Through the smoke and smell and heat, the sensation of her underclothing sticking hotly to her limbs, the constant dogging fear and excitement that beset her, and the causeless twanging of her nerves, there traveled to her brain, along a channel worn smooth by the habit of her thought about the children, the question, “What is it that makes Paul care so much about this?” And the answer, almost lost in the reverberation of all those other questions and answers in her head, was, “It comes from what is best in Paul, his feeling of personal responsibility for the welfare of others. That mustn’t be hindered.” Aloud, almost automatically, she said, in a neutral tone, “Paul, I don’t think I can do a single thing for you and Henry, but I’ll go with you and look at him and see if I can think of anything. Just wait till I get this and the potatoes in the fireless cooker.”
Paul made a visible effort, almost as though he were swallowing something too large for his throat, and said ungraciously, “I suppose I ought to help you in here, then.”
“I suppose so,” said his mother roughly, in an exact imitation of his manner.
Paul looked at her quickly, laughing a little, sheepishly. He waited a moment, during which time Mark announced that he was going out to the sand-pile, and then said, in a pleasant tone, “What can I do?”
His mother nodded at him with a smile, refrained from the spoken word of approbation which she knew he would hate, and took thought as to what he might do that would afflict him least. “You can go and sweep off the front porch, and straighten out the cushions and chairs, and water the porch-box geraniums.”
He disappeared, whistling loudly, “Massa’s in the cold, cold ground.” Marise hoped automatically that Elly was not in earshot to hear this.

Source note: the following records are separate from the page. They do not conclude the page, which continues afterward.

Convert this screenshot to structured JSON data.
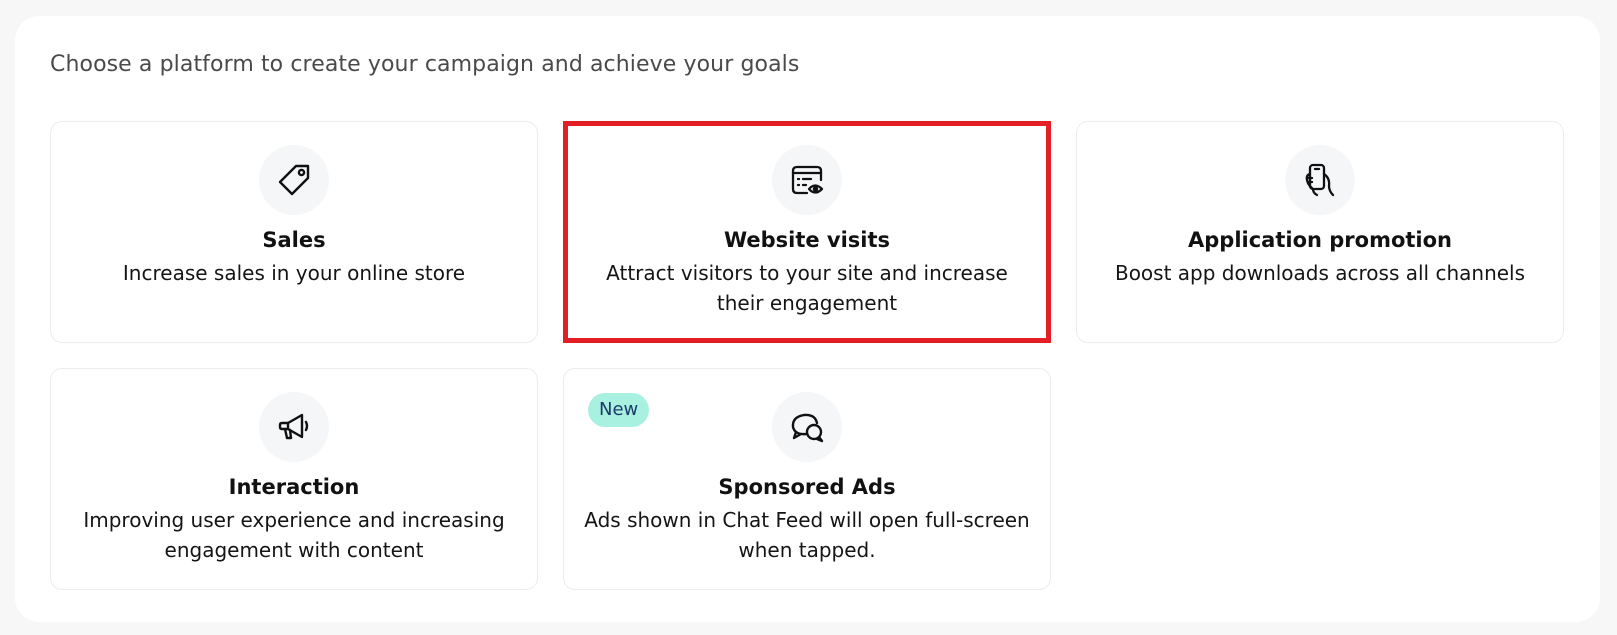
{
  "heading": "Choose a platform to create your campaign and achieve your goals",
  "cards": [
    {
      "icon": "price-tag-icon",
      "title": "Sales",
      "description": "Increase sales in your online store",
      "selected": false
    },
    {
      "icon": "browser-eye-icon",
      "title": "Website visits",
      "description": "Attract visitors to your site and increase their engagement",
      "selected": true
    },
    {
      "icon": "hand-phone-icon",
      "title": "Application promotion",
      "description": "Boost app downloads across all channels",
      "selected": false
    },
    {
      "icon": "megaphone-icon",
      "title": "Interaction",
      "description": "Improving user experience and increasing engagement with content",
      "selected": false
    },
    {
      "icon": "chat-bubbles-icon",
      "title": "Sponsored Ads",
      "description": "Ads shown in Chat Feed will open full-screen when tapped.",
      "badge": "New",
      "selected": false
    }
  ],
  "colors": {
    "selected_border": "#e31e24",
    "badge_background": "#a8f0df",
    "badge_text": "#1c3a6b"
  }
}
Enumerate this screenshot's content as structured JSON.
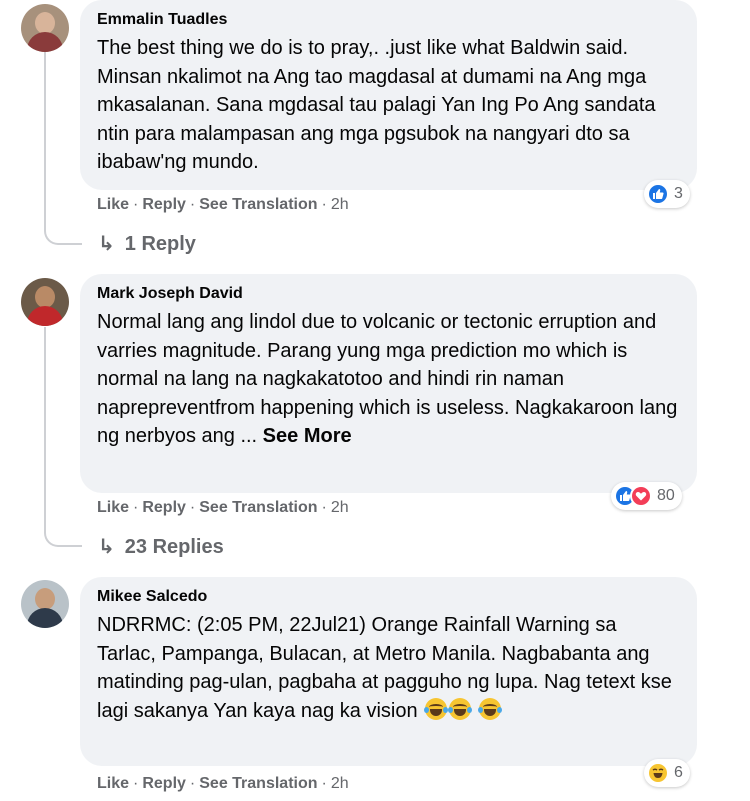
{
  "comments": [
    {
      "author": "Emmalin Tuadles",
      "text": "The best thing we do is to pray,. .just like what Baldwin said. Minsan nkalimot na Ang tao magdasal at dumami na Ang mga mkasalanan. Sana mgdasal tau palagi Yan Ing Po Ang sandata ntin para malampasan ang mga pgsubok na nangyari dto sa ibabaw'ng mundo.",
      "see_more": "",
      "actions": {
        "like": "Like",
        "reply": "Reply",
        "translate": "See Translation",
        "time": "2h"
      },
      "reaction_count": "3",
      "reaction_types": [
        "like-icon"
      ],
      "replies_label": "1 Reply"
    },
    {
      "author": "Mark Joseph David",
      "text": "Normal lang ang lindol due to volcanic or tectonic erruption and varries magnitude. Parang yung mga prediction mo which is normal na lang na nagkakatotoo and hindi rin naman naprepreventfrom happening which is useless. Nagkakaroon lang ng nerbyos ang ... ",
      "see_more": "See More",
      "actions": {
        "like": "Like",
        "reply": "Reply",
        "translate": "See Translation",
        "time": "2h"
      },
      "reaction_count": "80",
      "reaction_types": [
        "like-icon",
        "love-icon"
      ],
      "replies_label": "23 Replies"
    },
    {
      "author": "Mikee Salcedo",
      "text": "NDRRMC: (2:05 PM, 22Jul21) Orange Rainfall Warning sa Tarlac, Pampanga, Bulacan, at Metro Manila. Nagbabanta ang matinding pag-ulan, pagbaha at pagguho ng lupa. Nag tetext kse lagi sakanya Yan kaya nag ka vision ",
      "see_more": "",
      "actions": {
        "like": "Like",
        "reply": "Reply",
        "translate": "See Translation",
        "time": "2h"
      },
      "reaction_count": "6",
      "reaction_types": [
        "haha-icon"
      ],
      "replies_label": ""
    }
  ],
  "colors": {
    "bubble": "#f0f2f5",
    "meta_text": "#65676b",
    "like_blue": "#1b74e4",
    "love_red": "#f33e58",
    "haha_yellow": "#f7c531"
  }
}
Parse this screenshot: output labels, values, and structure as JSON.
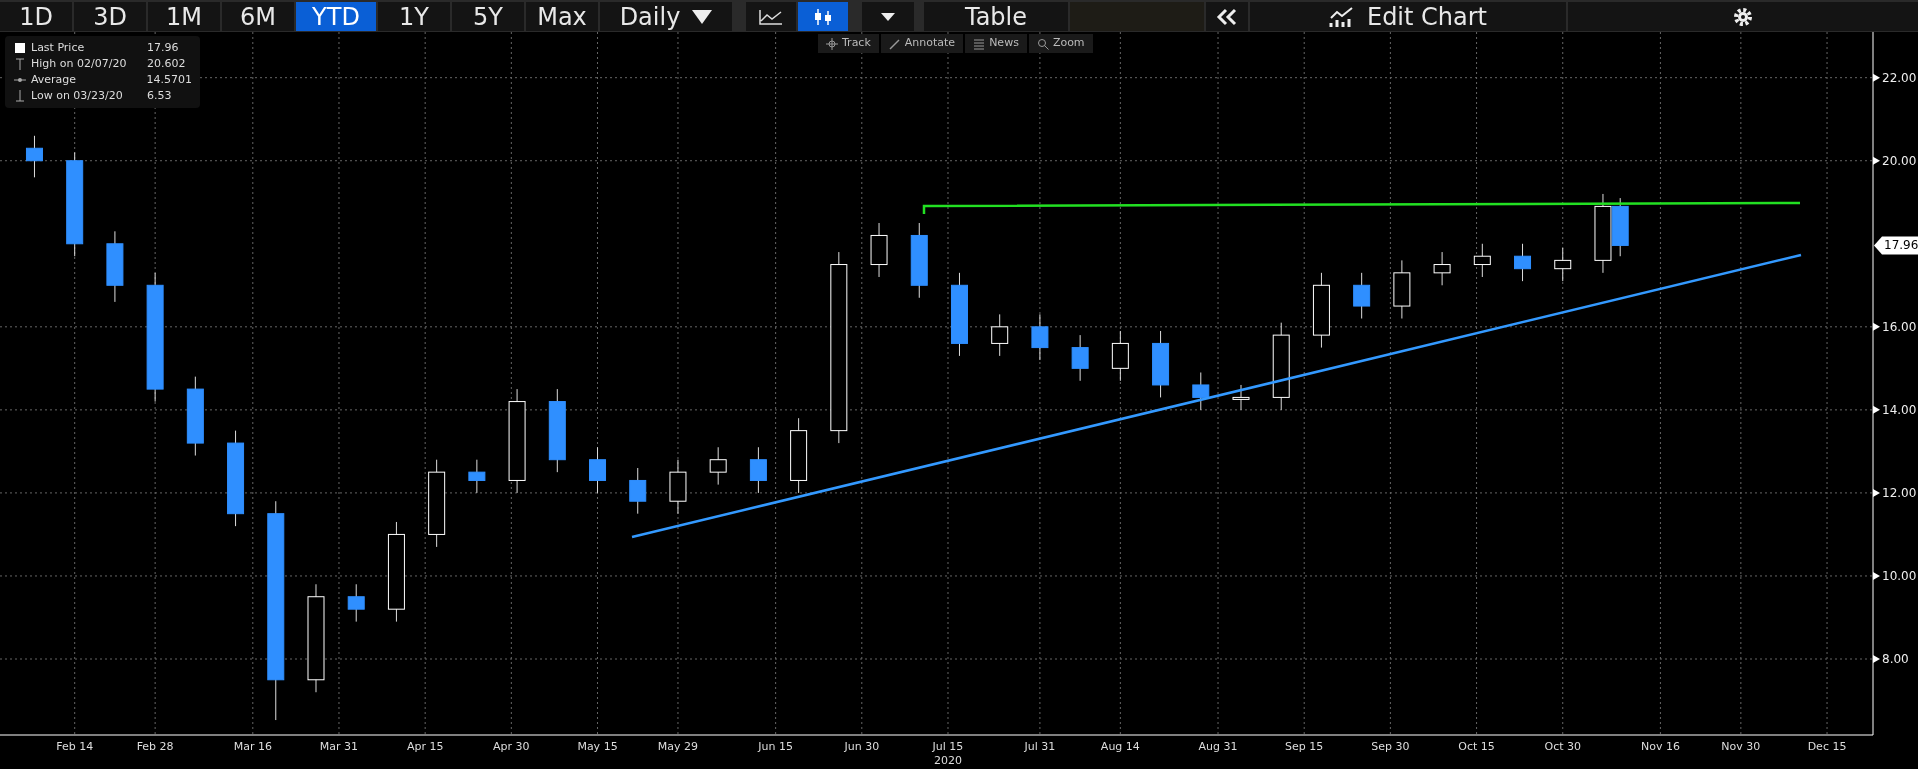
{
  "toolbar": {
    "ranges": [
      {
        "label": "1D",
        "selected": false
      },
      {
        "label": "3D",
        "selected": false
      },
      {
        "label": "1M",
        "selected": false
      },
      {
        "label": "6M",
        "selected": false
      },
      {
        "label": "YTD",
        "selected": true
      },
      {
        "label": "1Y",
        "selected": false
      },
      {
        "label": "5Y",
        "selected": false
      },
      {
        "label": "Max",
        "selected": false
      }
    ],
    "interval": "Daily",
    "chart_styles": [
      {
        "kind": "line",
        "selected": false
      },
      {
        "kind": "candle",
        "selected": true
      }
    ],
    "table_button": "Table",
    "edit_chart_button": "Edit Chart"
  },
  "chart_tools": [
    {
      "kind": "track",
      "label": "Track"
    },
    {
      "kind": "annotate",
      "label": "Annotate"
    },
    {
      "kind": "news",
      "label": "News"
    },
    {
      "kind": "zoom",
      "label": "Zoom"
    }
  ],
  "legend": [
    {
      "kind": "last",
      "label": "Last Price",
      "value": "17.96"
    },
    {
      "kind": "high",
      "label": "High on 02/07/20",
      "value": "20.602"
    },
    {
      "kind": "average",
      "label": "Average",
      "value": "14.5701"
    },
    {
      "kind": "low",
      "label": "Low on 03/23/20",
      "value": "6.53"
    }
  ],
  "last_price_tag": "17.96",
  "year_label": "2020",
  "trend_lines": [
    {
      "color": "#22e022"
    },
    {
      "color": "#3399ff"
    }
  ],
  "chart_data": {
    "type": "candlestick",
    "grid": true,
    "x": [
      "2020-02-07",
      "2020-02-14",
      "2020-02-21",
      "2020-02-28",
      "2020-03-06",
      "2020-03-13",
      "2020-03-20",
      "2020-03-27",
      "2020-04-03",
      "2020-04-10",
      "2020-04-17",
      "2020-04-24",
      "2020-05-01",
      "2020-05-08",
      "2020-05-15",
      "2020-05-22",
      "2020-05-29",
      "2020-06-05",
      "2020-06-12",
      "2020-06-19",
      "2020-06-26",
      "2020-07-03",
      "2020-07-10",
      "2020-07-17",
      "2020-07-24",
      "2020-07-31",
      "2020-08-07",
      "2020-08-14",
      "2020-08-21",
      "2020-08-28",
      "2020-09-04",
      "2020-09-11",
      "2020-09-18",
      "2020-09-25",
      "2020-10-02",
      "2020-10-09",
      "2020-10-16",
      "2020-10-23",
      "2020-10-30",
      "2020-11-06",
      "2020-11-09"
    ],
    "ohlc": [
      [
        20.3,
        20.6,
        19.6,
        20.0
      ],
      [
        20.0,
        20.2,
        17.7,
        18.0
      ],
      [
        18.0,
        18.3,
        16.6,
        17.0
      ],
      [
        17.0,
        17.3,
        14.2,
        14.5
      ],
      [
        14.5,
        14.8,
        12.9,
        13.2
      ],
      [
        13.2,
        13.5,
        11.2,
        11.5
      ],
      [
        11.5,
        11.8,
        6.53,
        7.5
      ],
      [
        7.5,
        9.8,
        7.2,
        9.5
      ],
      [
        9.5,
        9.8,
        8.9,
        9.2
      ],
      [
        9.2,
        11.3,
        8.9,
        11.0
      ],
      [
        11.0,
        12.8,
        10.7,
        12.5
      ],
      [
        12.5,
        12.8,
        12.0,
        12.3
      ],
      [
        12.3,
        14.5,
        12.0,
        14.2
      ],
      [
        14.2,
        14.5,
        12.5,
        12.8
      ],
      [
        12.8,
        13.1,
        12.0,
        12.3
      ],
      [
        12.3,
        12.6,
        11.5,
        11.8
      ],
      [
        11.8,
        12.8,
        11.5,
        12.5
      ],
      [
        12.5,
        13.1,
        12.2,
        12.8
      ],
      [
        12.8,
        13.1,
        12.0,
        12.3
      ],
      [
        12.3,
        13.8,
        12.0,
        13.5
      ],
      [
        13.5,
        17.8,
        13.2,
        17.5
      ],
      [
        17.5,
        18.5,
        17.2,
        18.2
      ],
      [
        18.2,
        18.5,
        16.7,
        17.0
      ],
      [
        17.0,
        17.3,
        15.3,
        15.6
      ],
      [
        15.6,
        16.3,
        15.3,
        16.0
      ],
      [
        16.0,
        16.3,
        15.2,
        15.5
      ],
      [
        15.5,
        15.8,
        14.7,
        15.0
      ],
      [
        15.0,
        15.9,
        14.7,
        15.6
      ],
      [
        15.6,
        15.9,
        14.3,
        14.6
      ],
      [
        14.6,
        14.9,
        14.0,
        14.3
      ],
      [
        14.3,
        14.6,
        14.0,
        14.3
      ],
      [
        14.3,
        16.1,
        14.0,
        15.8
      ],
      [
        15.8,
        17.3,
        15.5,
        17.0
      ],
      [
        17.0,
        17.3,
        16.2,
        16.5
      ],
      [
        16.5,
        17.6,
        16.2,
        17.3
      ],
      [
        17.3,
        17.8,
        17.0,
        17.5
      ],
      [
        17.5,
        18.0,
        17.2,
        17.7
      ],
      [
        17.7,
        18.0,
        17.1,
        17.4
      ],
      [
        17.4,
        17.9,
        17.1,
        17.6
      ],
      [
        17.6,
        19.2,
        17.3,
        18.9
      ],
      [
        18.9,
        19.1,
        17.7,
        17.96
      ]
    ],
    "xlim": [
      "2020-02-01",
      "2020-12-23"
    ],
    "ylim": [
      6.17,
      23.1
    ],
    "xticks": [
      {
        "value": "2020-02-14",
        "label": "Feb 14"
      },
      {
        "value": "2020-02-28",
        "label": "Feb 28"
      },
      {
        "value": "2020-03-16",
        "label": "Mar 16"
      },
      {
        "value": "2020-03-31",
        "label": "Mar 31"
      },
      {
        "value": "2020-04-15",
        "label": "Apr 15"
      },
      {
        "value": "2020-04-30",
        "label": "Apr 30"
      },
      {
        "value": "2020-05-15",
        "label": "May 15"
      },
      {
        "value": "2020-05-29",
        "label": "May 29"
      },
      {
        "value": "2020-06-15",
        "label": "Jun 15"
      },
      {
        "value": "2020-06-30",
        "label": "Jun 30"
      },
      {
        "value": "2020-07-15",
        "label": "Jul 15"
      },
      {
        "value": "2020-07-31",
        "label": "Jul 31"
      },
      {
        "value": "2020-08-14",
        "label": "Aug 14"
      },
      {
        "value": "2020-08-31",
        "label": "Aug 31"
      },
      {
        "value": "2020-09-15",
        "label": "Sep 15"
      },
      {
        "value": "2020-09-30",
        "label": "Sep 30"
      },
      {
        "value": "2020-10-15",
        "label": "Oct 15"
      },
      {
        "value": "2020-10-30",
        "label": "Oct 30"
      },
      {
        "value": "2020-11-16",
        "label": "Nov 16"
      },
      {
        "value": "2020-11-30",
        "label": "Nov 30"
      },
      {
        "value": "2020-12-15",
        "label": "Dec 15"
      }
    ],
    "yticks": [
      {
        "value": 8,
        "label": "8.00"
      },
      {
        "value": 10,
        "label": "10.00"
      },
      {
        "value": 12,
        "label": "12.00"
      },
      {
        "value": 14,
        "label": "14.00"
      },
      {
        "value": 16,
        "label": "16.00"
      },
      {
        "value": 20,
        "label": "20.00"
      },
      {
        "value": 22,
        "label": "22.00"
      }
    ]
  }
}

She felt herself tired to the point of exhaustion by the necessity always to be divining somebody’s inner processes, putting herself in somebody’s else skin and doing the thing that would reach him in the right way. She would like, an instant, just an instant, to be in her own skin, she thought, penetrated with a sense of the unstable equilibrium of personal relations. To keep the peace in a household of young and old highly differentiated personalities was a feat of the Blondin variety; the least inattention, the least failure in judgment, and opportunities were lost forever. Her sense of the impermanence of the harmony between them all had grown upon her of late, like an obsession. It seemed to her that her face must wear the strained, propitiatory smile she had so despised in her youth on the faces of older woman, mothers of families. Now she knew from what it came . . . balancing perpetually on a tight-rope from which . . .
Oh, her very soul felt crumpled with all this pressure from the outside, never-ending!